Friday, August 28, 2009

Twitter, the good

I have been posting so much about what I did not understand about Twitter, I suppose it was time to post about the good. As much as I find hard to get most of it, I think there are really good things coming out of it. It is just I think we could improve the current blogging/social solutions so that similar good things could emerge from those solutions. In the end, if people favor twitter more than the other solutions, it will not matter so much. In the end I believe all those solutions will meet in the middle, as it should be, driven by the user’s needs.

I suppose the biggest difference for most people between something like Facebook is the way you can follow someone without their approval. People who are already famous (and companies I suppose) can’t really validate all their followers on by one. Witness Ashton Kutcher’s challenge to CNN for a million followers.
The other cool feature is the open API which has been embraced by so many applications and devices.

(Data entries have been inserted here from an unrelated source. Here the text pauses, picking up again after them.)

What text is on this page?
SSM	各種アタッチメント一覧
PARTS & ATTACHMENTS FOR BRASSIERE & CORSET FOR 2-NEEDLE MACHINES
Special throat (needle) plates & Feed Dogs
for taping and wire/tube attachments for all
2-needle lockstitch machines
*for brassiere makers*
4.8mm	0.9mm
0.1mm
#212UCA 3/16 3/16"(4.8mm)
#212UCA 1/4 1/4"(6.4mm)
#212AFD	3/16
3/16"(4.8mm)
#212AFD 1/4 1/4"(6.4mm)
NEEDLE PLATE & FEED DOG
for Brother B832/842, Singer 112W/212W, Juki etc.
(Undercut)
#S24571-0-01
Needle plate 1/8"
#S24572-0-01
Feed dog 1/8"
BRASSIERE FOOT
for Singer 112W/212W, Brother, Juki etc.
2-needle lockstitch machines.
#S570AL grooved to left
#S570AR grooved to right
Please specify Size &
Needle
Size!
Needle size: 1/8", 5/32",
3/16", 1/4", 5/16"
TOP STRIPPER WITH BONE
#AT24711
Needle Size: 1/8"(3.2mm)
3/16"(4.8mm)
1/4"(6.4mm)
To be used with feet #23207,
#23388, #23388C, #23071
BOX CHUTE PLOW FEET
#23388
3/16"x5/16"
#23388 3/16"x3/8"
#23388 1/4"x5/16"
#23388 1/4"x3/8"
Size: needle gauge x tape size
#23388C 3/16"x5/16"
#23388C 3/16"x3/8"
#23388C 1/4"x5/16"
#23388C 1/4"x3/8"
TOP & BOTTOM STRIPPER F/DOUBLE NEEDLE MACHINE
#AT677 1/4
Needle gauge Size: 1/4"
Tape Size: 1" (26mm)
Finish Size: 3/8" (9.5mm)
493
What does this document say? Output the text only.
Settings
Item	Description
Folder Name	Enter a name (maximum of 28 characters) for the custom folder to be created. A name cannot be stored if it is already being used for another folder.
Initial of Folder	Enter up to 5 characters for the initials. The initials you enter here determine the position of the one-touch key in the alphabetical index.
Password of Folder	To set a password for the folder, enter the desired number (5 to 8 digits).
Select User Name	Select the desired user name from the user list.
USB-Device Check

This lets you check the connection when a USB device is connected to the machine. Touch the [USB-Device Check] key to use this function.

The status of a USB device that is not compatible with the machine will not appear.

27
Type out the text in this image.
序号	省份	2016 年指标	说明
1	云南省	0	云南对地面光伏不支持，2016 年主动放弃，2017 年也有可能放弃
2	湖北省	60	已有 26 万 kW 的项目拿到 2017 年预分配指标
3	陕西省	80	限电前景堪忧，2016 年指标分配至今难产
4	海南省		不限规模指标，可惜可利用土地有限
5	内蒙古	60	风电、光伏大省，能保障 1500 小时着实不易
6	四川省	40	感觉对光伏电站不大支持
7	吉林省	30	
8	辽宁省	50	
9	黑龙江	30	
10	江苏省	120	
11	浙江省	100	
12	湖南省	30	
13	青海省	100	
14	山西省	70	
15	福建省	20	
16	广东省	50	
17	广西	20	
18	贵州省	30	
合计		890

It makes it so easy to update Twitter any place, any time.

Even though I am still not sure why people would Twitter, not enough space for information and all, this any place, any time has some really cool applications in case of disaster (either political or ecological). I have not played with it but I believe you can directly upload pictures and movies now. That definitely will help with the lack of information that can be attached to it.


The best part is that while twitter represents the pulse of its members, you can get so much out of the chatter. Here is SalesForce.com trying to use the information from multiple social web sites including twitter.

I cannot help wondering if the social sites or blogs allow public/private profiles, with maybe a more granular level of privacy, and a cool public API, I am not sure if twitter will have much to stand one. On the other hand Twitter is looking more and more like a blog or the other web sites. Somehow I suppose they will all meet in the middle.

After I wrote this, a lot of things happened. Facebook acquired FriendFeed. Facebook has a Lite feature which apparently looks like Twitter. I suspect in the end, the one which will stay will be the one who manages to make money without offending its users. MySpace does not seem to be much in the news those days. Could it be that it was based on giving a music/performer’s platform. The music industry has been a bit in shambles with iTunes and the music industry not really knowing what to do. I have not heard of a platform dominating the market which is centered around music distribution aside of MySpace. Then again I am not really looking that much into it.

Web application or Client application

Just wanted to put what I thought down on paper (so to speak). I figure it would help trying to sort it out. The typical answer 5 years ago would have been a web application allows for quick deployment, avoids the dll hell but would have limited interface capability. Not sure any of this still applies.

On the client side, you can use java web start or the .NET equivalent. They can be downloaded and kept updated every time you launch it.

I suppose Applets, Silverlight and Adobe Flash take it to another level but you sill need to have a runtime engine installed. At least it would not change as often, the code gets updated on the fly and cached I believe if you do not need to change it. The size of the runtime is important, but I suppose not essential for me to figure out some more.

The web applications those days are fantastic, to the point where desktop applications try to look more like them. The boundaries are constantly being pushed. I am still amazed we can have a work processor and a spreadsheet with just html code (and JavaScript of course). Not always up to par but getting closer and closer. Not sure where Flash and Silverlight fit in, they can of course interact with the web pages. But they are not necessarilly part of the page. I am on the fence here as to where they belong. If they serve the page as opposed to be the page, I would be tempted to make part of the web technology.

However I have come across a few screens that I don’t believe would be possible in a web page. I am not one of those who think web applications are not user friendly, although I have found quite a few of those. The choice, as always, is it depends. What the requirements are should be the main driver. For complex screens, use Flash, and applet or Silverlight (no preference really). I think it should be the preferred solution and should only be rejected if notthing else can be done about it.

One of the greatest benefit I can see all applications benefited from the merge of those options is a greater freedom for designing the interface. We are not longer bound by what Microsoft thinks it should look like (the visual basic look I like to call it) or the not so good java look and feel. Every product should have a graphic designer, no matter how small the product.